Eventually he arrived at Bethesda Naval hospital for skin grafts and physical therapy. This hospital was also close to the civilian hospital where his wife (his favorite nurse) worked and could also assist in his recovery. While he was relieved that his injury would keep him from returning to Vietnam, he regretted that he was deserting his close friends from the squadron and remained in touch with them. In addition to the support of family and friends, the thing that has helped Chuck and other members of his squadron to resolve many of their Vietnam memories has been through attending regular reunions. It has allowed the veterans to slowly over time help each other to heal.

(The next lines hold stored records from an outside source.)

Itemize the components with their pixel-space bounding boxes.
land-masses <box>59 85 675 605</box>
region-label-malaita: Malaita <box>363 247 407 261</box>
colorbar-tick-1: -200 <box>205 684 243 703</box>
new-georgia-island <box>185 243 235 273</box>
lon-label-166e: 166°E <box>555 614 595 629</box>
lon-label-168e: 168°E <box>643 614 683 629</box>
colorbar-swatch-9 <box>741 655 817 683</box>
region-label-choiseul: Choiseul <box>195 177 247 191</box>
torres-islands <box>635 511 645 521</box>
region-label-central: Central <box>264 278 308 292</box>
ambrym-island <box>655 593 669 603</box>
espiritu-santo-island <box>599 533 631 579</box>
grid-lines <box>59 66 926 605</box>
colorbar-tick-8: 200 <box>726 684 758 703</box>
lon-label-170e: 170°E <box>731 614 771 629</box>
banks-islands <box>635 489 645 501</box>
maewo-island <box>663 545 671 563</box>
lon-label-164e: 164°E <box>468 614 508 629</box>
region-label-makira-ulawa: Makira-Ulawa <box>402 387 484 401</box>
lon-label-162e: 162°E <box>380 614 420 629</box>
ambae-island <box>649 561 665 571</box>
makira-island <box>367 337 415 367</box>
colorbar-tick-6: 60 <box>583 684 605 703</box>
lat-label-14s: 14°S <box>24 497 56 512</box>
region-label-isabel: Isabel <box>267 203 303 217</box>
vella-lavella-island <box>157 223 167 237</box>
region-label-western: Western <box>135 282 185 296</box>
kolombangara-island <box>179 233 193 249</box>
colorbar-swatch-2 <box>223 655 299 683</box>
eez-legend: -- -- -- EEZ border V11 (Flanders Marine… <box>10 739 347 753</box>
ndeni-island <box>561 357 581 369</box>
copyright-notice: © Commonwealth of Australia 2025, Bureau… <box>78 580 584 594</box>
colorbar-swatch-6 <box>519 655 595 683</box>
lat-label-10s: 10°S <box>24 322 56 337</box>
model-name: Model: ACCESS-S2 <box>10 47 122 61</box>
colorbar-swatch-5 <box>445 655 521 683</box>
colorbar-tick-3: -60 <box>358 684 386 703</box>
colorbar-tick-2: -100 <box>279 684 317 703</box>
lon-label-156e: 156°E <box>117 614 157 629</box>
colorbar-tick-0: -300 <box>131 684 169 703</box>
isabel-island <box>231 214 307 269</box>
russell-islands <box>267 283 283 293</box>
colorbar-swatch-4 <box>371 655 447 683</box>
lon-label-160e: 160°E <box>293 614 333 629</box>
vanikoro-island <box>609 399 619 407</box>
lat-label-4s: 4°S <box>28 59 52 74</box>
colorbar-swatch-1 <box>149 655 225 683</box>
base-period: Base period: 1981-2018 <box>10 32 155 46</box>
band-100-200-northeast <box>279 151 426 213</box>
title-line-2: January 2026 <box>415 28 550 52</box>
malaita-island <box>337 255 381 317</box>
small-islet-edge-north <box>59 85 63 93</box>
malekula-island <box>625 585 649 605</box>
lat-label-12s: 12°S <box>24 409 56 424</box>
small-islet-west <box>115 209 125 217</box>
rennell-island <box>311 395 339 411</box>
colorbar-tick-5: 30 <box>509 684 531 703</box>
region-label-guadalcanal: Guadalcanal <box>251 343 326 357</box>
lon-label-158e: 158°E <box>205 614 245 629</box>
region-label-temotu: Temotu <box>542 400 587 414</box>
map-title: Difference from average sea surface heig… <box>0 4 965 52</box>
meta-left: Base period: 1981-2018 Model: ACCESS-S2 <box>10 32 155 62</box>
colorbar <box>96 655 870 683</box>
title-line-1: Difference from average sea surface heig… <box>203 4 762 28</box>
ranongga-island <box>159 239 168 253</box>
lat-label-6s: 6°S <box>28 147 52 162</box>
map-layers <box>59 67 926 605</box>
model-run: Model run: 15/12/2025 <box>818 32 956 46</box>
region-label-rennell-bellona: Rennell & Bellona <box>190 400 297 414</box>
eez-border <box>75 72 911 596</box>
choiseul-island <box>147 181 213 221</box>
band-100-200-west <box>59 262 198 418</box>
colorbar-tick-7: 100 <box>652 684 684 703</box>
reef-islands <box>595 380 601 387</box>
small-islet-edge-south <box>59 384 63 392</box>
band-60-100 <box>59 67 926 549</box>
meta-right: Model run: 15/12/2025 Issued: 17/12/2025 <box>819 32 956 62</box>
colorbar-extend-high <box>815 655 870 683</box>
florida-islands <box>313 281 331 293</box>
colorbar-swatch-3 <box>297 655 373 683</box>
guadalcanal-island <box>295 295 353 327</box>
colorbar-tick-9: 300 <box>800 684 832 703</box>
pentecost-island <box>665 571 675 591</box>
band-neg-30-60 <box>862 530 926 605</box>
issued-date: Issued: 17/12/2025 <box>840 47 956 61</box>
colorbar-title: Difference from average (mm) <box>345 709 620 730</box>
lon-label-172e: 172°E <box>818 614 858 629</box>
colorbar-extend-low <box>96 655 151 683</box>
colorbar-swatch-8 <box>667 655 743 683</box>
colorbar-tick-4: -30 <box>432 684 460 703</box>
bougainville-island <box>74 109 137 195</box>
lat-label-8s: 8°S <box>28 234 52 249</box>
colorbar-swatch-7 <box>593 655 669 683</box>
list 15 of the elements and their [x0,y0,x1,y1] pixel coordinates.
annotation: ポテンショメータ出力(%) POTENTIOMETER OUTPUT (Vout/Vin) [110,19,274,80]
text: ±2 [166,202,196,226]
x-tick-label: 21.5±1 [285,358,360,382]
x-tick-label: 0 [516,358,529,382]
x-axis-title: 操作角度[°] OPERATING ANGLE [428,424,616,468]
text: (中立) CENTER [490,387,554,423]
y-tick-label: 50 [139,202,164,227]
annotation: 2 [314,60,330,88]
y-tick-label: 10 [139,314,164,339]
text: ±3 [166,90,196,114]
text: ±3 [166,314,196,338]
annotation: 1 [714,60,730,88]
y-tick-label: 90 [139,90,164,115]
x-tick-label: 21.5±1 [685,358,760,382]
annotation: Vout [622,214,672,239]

Ultimately, Chuck was given a disability retirement in 1972 as his injury permanently disqualified him from flying. He left the Marine Corps having earned the Air Medal with a Bronze Star and sixteen Strike/Flight awards and the Purple Heart.
Chuck then attend Dickinson College (Carlisle PA), graduating with a degree in Political Science. He and his wife had two daughters and he worked for the next 42 in the PA Child Protection Services system.
He retired in 2013, moving with his wife to Massachusetts to be closer to their children and grandchildren.